L’OIM a relevé vendredi que les trafiquants semblent avoir opté pour des « économies d’échelle » leur permettant de gros revenus en un seul voyage, avec une seule nationalité. « Nous avons des informations selon lesquelles ces migrants payent entre 1000 et 2000 $ par personne, ce qui signifie que ceux qui sont derrière un cargo tel que le Blue Sky M ont encaissé plus d’un million de dollars pour un seul voyage, de quoi payer l’équipage, son évacuation et sans doute des pots-de-vin qui pourraient être utiles pour une prochaine opération », ajoute M. Millman.

Outre les moyens courants utilisés jusqu’ici, des canots de pêche ou pneumatiques aux bateaux de plaisance ou voiliers, les réseaux de trafiquants utilisent « de plus en plus des cargos d’occasion ou des bateaux attendant la casse pour tromper les garde-côtes patrouillant aux frontières maritimes ».

La technique des passeurs consiste à « affréter de vieux cargos, à les remplir d’exilés fuyant la guerre, à les faire naviguer jusqu’au moment où les membres de l’équipage les abandonnent pour ne pas risquer d’être poursuivis à leur arrivée pour aide au passage illégal », rapporte Mediapart.

Les vieux bateaux sont vendus partout dans le monde, « ce qui est légal », affirme à l’AFP David Olsen, expert du journal maritime Lloyd’s List. « Ils sont vendus sur des sites Internet et même sur eBay », précise-t-il.

Ces cargos valent « moins que le prix d’un appartement à Londres ». « Il y a des gens qui, en sirotant leur bière autour d’une table, se mettent d’accord pour vendre un vieux bateau. Car ça ne vaut pas le coup d’envoyer des bateaux de 40 ou 50 ans en Inde pour les détruire », souligne M. Olsen.

L’Europe réagit

Ces deux incidents relancent le débat de la protection des frontières et de l’immigration européennes. Un porte-parole de l’Union européenne (UE) a promis vendredi que la lutte contre les trafiquants utilisant de « nouveaux moyens » pour entrer dans l’UE sera l’une des « priorités » de cette dernière en 2015.

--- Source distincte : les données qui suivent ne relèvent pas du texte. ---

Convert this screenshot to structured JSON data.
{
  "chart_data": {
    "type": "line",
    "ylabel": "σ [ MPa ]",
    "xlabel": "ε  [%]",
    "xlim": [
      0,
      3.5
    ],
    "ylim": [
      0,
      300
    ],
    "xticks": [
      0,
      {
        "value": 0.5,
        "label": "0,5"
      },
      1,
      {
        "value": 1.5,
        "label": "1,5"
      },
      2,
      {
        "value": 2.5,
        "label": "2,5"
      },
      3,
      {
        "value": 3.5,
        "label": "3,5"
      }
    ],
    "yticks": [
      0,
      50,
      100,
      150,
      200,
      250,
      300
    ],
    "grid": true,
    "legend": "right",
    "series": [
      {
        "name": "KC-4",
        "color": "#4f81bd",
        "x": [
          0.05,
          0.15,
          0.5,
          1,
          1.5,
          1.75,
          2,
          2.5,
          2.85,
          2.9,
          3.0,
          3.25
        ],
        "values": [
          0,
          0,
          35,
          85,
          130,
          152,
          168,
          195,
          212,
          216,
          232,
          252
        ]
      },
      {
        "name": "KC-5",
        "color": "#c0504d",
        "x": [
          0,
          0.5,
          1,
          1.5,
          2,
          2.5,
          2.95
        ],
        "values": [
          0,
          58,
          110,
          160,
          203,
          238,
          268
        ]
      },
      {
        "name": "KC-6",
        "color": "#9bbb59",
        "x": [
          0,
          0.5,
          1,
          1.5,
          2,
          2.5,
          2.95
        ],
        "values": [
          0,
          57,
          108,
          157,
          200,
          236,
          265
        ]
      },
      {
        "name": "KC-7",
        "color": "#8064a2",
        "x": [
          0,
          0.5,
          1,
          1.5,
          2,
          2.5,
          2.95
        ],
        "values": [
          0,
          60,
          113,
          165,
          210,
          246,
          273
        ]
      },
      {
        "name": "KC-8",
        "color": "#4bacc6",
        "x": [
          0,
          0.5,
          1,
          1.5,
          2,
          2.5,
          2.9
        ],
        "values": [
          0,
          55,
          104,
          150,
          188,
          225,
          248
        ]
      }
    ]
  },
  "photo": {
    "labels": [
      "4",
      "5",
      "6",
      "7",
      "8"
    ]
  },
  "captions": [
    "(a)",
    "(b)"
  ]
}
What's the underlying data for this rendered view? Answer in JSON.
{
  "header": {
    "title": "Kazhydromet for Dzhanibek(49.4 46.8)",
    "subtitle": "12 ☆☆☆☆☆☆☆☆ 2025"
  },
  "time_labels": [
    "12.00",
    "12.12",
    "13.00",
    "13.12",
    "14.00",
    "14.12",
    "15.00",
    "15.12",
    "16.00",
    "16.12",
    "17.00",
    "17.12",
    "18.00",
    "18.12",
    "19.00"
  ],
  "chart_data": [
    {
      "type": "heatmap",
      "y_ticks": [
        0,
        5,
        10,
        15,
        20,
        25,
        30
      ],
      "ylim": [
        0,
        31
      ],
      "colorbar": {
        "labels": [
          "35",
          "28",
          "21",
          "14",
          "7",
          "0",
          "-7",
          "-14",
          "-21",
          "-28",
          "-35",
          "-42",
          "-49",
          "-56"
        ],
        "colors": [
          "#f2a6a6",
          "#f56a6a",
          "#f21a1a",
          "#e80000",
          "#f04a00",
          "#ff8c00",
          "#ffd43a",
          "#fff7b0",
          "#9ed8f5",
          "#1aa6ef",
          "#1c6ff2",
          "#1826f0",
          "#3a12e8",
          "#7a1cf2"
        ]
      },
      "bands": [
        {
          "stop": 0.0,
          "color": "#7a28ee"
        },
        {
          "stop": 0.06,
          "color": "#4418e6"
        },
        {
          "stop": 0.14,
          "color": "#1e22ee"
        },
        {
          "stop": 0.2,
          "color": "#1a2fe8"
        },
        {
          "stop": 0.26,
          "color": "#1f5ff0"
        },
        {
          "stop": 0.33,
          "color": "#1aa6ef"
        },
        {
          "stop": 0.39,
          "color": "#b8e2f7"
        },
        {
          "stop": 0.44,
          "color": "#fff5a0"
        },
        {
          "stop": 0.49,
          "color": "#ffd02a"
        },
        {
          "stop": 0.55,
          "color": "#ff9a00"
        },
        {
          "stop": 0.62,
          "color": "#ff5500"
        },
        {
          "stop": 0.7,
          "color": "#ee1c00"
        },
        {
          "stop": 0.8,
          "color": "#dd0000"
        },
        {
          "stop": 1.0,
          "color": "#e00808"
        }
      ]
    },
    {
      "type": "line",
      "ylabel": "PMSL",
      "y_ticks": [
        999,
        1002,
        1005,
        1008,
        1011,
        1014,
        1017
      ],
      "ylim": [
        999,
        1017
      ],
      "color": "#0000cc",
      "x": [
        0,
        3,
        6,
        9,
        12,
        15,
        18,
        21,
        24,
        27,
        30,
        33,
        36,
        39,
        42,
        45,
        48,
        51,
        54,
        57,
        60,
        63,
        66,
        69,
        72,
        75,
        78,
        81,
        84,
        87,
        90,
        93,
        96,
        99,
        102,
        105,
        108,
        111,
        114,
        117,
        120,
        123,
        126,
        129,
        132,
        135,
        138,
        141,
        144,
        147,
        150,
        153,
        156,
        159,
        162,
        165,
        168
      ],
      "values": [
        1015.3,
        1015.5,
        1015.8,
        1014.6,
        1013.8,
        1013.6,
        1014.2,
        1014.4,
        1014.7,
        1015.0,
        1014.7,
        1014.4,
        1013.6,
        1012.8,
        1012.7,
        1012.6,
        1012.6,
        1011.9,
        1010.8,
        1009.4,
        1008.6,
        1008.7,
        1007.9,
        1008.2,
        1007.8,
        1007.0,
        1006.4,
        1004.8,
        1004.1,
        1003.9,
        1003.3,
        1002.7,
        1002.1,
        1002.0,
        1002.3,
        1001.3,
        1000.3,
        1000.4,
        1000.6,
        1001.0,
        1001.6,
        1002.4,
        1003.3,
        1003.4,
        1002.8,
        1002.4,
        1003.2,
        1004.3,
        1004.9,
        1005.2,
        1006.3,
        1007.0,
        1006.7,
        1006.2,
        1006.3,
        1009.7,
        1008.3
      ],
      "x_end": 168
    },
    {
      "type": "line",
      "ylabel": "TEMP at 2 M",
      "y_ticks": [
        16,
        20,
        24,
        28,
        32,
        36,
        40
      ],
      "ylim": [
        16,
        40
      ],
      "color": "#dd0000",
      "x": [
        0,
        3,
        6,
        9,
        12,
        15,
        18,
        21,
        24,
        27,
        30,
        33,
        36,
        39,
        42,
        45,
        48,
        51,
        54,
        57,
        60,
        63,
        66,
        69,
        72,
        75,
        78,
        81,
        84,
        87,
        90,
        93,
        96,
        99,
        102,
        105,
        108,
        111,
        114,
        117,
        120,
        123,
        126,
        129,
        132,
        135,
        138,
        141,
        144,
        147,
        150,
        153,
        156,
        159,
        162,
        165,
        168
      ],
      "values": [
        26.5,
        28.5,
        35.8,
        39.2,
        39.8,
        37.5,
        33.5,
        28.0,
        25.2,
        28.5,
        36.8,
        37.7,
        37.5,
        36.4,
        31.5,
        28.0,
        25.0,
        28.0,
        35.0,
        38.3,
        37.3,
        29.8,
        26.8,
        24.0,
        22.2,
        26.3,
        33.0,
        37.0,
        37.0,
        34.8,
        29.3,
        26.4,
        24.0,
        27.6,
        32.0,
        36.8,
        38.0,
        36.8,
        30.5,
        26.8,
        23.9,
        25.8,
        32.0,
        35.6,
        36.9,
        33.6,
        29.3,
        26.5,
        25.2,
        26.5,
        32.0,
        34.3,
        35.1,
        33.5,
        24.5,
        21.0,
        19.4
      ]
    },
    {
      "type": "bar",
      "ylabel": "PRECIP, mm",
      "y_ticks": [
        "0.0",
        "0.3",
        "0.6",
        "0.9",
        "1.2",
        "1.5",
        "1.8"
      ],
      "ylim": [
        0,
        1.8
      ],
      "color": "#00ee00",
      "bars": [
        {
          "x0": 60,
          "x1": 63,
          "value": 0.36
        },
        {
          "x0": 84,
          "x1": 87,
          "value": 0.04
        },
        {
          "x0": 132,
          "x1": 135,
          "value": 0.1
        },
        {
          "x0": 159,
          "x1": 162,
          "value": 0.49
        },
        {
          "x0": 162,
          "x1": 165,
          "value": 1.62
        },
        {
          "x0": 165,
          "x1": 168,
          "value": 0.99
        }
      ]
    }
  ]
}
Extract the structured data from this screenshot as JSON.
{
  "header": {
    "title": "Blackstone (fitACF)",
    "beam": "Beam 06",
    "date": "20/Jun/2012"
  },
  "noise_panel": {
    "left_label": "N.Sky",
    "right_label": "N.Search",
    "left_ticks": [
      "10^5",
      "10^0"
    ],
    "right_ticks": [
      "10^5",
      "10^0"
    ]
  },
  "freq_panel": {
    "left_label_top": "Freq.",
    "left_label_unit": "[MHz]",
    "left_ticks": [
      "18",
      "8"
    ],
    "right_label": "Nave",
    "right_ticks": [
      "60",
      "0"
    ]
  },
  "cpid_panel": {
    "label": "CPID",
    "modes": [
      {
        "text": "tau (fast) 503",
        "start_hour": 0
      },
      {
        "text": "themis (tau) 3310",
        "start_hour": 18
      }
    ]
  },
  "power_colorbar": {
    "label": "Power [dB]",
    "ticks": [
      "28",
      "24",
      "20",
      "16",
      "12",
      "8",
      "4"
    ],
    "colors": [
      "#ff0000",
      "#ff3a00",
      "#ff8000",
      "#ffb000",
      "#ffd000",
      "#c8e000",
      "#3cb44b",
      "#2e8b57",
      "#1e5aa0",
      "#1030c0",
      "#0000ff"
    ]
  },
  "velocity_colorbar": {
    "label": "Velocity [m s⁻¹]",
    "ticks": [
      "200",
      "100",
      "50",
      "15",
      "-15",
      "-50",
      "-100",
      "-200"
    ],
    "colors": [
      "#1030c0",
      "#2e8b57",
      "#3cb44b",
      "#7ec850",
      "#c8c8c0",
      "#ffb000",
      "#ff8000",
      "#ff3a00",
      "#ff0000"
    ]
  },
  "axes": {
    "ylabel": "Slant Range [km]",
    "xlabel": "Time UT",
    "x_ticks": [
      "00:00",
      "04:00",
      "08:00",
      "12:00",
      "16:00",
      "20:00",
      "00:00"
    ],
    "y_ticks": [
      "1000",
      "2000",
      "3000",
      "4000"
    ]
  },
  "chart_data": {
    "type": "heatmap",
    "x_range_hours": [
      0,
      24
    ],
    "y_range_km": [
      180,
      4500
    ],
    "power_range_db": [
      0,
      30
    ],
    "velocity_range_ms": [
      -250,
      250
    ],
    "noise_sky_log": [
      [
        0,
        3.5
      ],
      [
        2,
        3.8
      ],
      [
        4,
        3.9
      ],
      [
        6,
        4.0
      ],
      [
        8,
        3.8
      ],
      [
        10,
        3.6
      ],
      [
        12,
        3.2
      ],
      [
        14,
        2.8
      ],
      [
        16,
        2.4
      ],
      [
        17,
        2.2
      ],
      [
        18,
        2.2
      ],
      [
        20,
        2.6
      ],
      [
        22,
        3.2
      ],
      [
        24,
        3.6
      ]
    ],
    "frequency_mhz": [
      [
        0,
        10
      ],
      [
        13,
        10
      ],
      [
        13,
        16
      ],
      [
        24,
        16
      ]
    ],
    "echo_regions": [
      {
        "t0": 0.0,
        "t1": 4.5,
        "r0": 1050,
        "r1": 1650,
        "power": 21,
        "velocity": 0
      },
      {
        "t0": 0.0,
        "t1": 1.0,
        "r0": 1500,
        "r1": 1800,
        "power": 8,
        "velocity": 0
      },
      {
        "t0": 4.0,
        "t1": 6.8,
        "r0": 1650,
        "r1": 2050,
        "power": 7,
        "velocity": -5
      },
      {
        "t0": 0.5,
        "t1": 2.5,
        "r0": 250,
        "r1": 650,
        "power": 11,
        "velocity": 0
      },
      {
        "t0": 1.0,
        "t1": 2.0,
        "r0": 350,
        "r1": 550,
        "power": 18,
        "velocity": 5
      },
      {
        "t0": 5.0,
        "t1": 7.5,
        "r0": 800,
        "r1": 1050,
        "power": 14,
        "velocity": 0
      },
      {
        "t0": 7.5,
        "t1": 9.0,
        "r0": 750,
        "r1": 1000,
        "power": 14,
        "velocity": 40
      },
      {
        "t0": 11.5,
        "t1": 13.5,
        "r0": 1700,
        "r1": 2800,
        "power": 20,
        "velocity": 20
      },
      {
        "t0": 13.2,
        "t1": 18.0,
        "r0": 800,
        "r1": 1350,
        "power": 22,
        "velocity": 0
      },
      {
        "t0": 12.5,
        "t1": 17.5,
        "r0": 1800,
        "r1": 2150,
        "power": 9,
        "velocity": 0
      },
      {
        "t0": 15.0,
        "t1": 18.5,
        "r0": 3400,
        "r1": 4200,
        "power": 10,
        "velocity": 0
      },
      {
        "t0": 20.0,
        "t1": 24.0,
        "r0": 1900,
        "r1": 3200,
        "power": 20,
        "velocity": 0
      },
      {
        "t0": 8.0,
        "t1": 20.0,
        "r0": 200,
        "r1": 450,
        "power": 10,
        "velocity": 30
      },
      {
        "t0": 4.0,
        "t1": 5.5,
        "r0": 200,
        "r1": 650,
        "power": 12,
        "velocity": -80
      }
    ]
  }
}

Le Front national, parti français, a quant à lui pressé la France et l’UE à prendre de nouvelles mesures pour contrer l’immigration clandestine. « Le gouvernement français ne peut pas continuer de rester les bras croisés […] Une politique clairement dissuasive doit être mise en place, via un rapatriement systématique des navires vers les pays d’origine, et non de destination », a déclaré Marine Le Pen, présidente du Front national, par voie de communiqué vendredi.